The move would increase the number of cities where investors from Hong Kong, Macao and Taiwan could set up wholly-owned medical institutions, and allow overseas investors to set up wholly-owned hospitals in designated areas, such as the Shanghai free trade zone.

The statement gave no details of the timeframe of the easing or the changes in holdings.

The overhaul also aims to bolster insurance coverage and crack down on graft, key areas for President Xi Jingping, who is looking to improve access and cut healthcare costs for the country’s population of nearly 1.4 billion.

Since 2009, China has spent 3 trillion yuan ($480 billion) on healthcare reform, but the system still struggles with a scarcity of doctors, attacks by patients on medical staff and a fragmented drug distribution and retail market.

China will tighten up on drug distribution by clamping down on fake drugs, kickbacks to doctors and illegal sales tactics, the government said in the statement.

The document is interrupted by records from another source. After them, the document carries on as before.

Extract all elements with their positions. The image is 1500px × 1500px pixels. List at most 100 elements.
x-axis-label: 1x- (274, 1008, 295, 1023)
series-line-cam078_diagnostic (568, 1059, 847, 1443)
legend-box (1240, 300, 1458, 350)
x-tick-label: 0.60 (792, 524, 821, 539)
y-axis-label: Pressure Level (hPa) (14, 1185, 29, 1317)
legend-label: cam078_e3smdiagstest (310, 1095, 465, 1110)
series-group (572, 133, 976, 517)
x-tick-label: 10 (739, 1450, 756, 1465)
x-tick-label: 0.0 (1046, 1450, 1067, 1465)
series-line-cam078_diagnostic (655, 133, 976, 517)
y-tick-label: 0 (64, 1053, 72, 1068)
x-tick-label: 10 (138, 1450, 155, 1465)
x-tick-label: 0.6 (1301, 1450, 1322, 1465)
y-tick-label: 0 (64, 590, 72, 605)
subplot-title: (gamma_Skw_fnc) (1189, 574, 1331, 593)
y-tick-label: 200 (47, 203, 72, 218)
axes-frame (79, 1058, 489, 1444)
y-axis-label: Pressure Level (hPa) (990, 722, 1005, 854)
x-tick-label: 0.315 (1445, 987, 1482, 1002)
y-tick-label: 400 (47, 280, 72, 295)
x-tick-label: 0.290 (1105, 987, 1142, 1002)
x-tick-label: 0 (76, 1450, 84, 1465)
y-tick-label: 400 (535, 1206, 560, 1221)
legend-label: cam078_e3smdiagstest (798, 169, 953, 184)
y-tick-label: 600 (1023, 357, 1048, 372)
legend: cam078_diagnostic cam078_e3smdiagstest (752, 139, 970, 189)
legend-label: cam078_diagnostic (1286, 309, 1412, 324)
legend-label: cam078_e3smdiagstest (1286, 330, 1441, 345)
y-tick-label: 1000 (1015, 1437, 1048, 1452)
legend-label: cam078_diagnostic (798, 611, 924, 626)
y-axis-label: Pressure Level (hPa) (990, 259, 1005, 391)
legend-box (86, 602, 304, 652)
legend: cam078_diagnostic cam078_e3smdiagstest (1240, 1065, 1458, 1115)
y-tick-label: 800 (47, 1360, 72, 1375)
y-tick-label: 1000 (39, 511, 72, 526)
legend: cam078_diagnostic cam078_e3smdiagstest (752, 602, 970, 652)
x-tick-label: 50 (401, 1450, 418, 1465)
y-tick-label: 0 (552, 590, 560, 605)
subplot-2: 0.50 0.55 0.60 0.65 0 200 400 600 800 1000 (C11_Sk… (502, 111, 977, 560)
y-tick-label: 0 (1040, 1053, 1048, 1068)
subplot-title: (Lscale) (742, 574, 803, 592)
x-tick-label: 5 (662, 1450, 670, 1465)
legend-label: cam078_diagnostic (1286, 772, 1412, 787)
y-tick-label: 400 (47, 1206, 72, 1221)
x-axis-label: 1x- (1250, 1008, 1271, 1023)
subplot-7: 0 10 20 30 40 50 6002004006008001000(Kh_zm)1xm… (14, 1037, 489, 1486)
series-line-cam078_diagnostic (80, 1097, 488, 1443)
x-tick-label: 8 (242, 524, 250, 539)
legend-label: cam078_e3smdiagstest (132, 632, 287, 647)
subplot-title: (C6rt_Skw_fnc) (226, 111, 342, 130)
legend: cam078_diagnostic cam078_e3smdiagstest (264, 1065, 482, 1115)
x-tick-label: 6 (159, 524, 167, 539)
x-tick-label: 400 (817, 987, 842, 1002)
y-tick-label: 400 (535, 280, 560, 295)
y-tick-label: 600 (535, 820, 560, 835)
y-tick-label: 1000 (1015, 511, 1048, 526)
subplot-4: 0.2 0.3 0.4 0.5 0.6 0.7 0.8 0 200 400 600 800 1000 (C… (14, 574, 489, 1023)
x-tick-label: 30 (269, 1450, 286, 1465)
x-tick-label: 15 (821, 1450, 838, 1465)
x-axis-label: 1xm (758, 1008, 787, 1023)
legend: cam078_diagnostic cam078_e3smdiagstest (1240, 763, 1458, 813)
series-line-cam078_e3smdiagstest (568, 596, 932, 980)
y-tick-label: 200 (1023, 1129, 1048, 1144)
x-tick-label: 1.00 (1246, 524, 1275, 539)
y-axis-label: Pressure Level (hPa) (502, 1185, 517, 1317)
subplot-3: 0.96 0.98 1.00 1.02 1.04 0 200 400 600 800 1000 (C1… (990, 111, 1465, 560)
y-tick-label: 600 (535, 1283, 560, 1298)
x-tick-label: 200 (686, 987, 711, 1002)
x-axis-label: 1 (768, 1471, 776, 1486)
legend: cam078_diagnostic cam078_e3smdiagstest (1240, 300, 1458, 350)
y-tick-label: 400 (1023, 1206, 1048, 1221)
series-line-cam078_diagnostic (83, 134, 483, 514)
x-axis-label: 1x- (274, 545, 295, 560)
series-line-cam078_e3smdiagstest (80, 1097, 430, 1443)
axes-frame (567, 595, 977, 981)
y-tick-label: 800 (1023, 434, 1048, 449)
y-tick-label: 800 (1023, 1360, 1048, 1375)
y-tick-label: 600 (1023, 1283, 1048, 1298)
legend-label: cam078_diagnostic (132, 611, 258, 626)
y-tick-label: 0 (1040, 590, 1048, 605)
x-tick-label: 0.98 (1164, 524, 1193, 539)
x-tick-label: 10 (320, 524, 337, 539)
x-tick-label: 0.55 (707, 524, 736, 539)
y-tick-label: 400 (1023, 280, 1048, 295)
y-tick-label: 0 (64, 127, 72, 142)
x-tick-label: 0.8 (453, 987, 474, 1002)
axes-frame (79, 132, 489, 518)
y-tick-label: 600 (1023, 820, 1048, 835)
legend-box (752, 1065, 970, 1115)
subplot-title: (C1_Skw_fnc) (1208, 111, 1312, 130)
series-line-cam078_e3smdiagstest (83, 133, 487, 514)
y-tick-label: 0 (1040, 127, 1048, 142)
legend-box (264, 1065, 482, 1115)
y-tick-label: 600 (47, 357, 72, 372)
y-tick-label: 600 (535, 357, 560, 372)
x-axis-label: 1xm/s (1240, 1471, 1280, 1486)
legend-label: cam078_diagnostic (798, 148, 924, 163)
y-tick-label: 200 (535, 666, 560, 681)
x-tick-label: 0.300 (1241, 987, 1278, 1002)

Chinese authorities charged executives at British drugmaker GlaxoSmithKline Plc earlier this month with corruption, in an intensifying crackdown on graft and high prices in the country’s healthcare sector.

Affordable

Authorities will also look to bolster drug price monitoring and transparency, as well as toughening price supervision of imported drugs and medical equipment, the State Council said.

The government said new policies would increase prices for medical services, such as surgery and diagnosis, while lowering drug prices by reducing mark-ups and through a government-run medicine procurement scheme focused on lowering costs.

China’s underfunded network of 13,500 public hospitals relies heavily on drug sales, contributing to inflated prices, kickbacks and tension between patients and doctors.

About 40 percent of public hospital revenue in 2011 came from prescribing drugs, Health Ministry data show, while medical services accounted for just over half, with government subsidies and other income making up the rest.

Health authorities will also extend to the entire country a special insurance system to help battle major illnesses.

Many people complain that serious illnesses, such as cancer and diabetes, can bankrupt households under the current system, where patients often have to pay much of the cost out-of-pocket.

China will also boost subsidies for basic medical coverage for rural and urban residents by 14 percent to 320 yuan per person annually, the Ministry of Finance said on Tuesday.

More assistance will go to China’s poorer western and central areas, as the government looks to close the healthcare quality gap with the east coast and inland regions.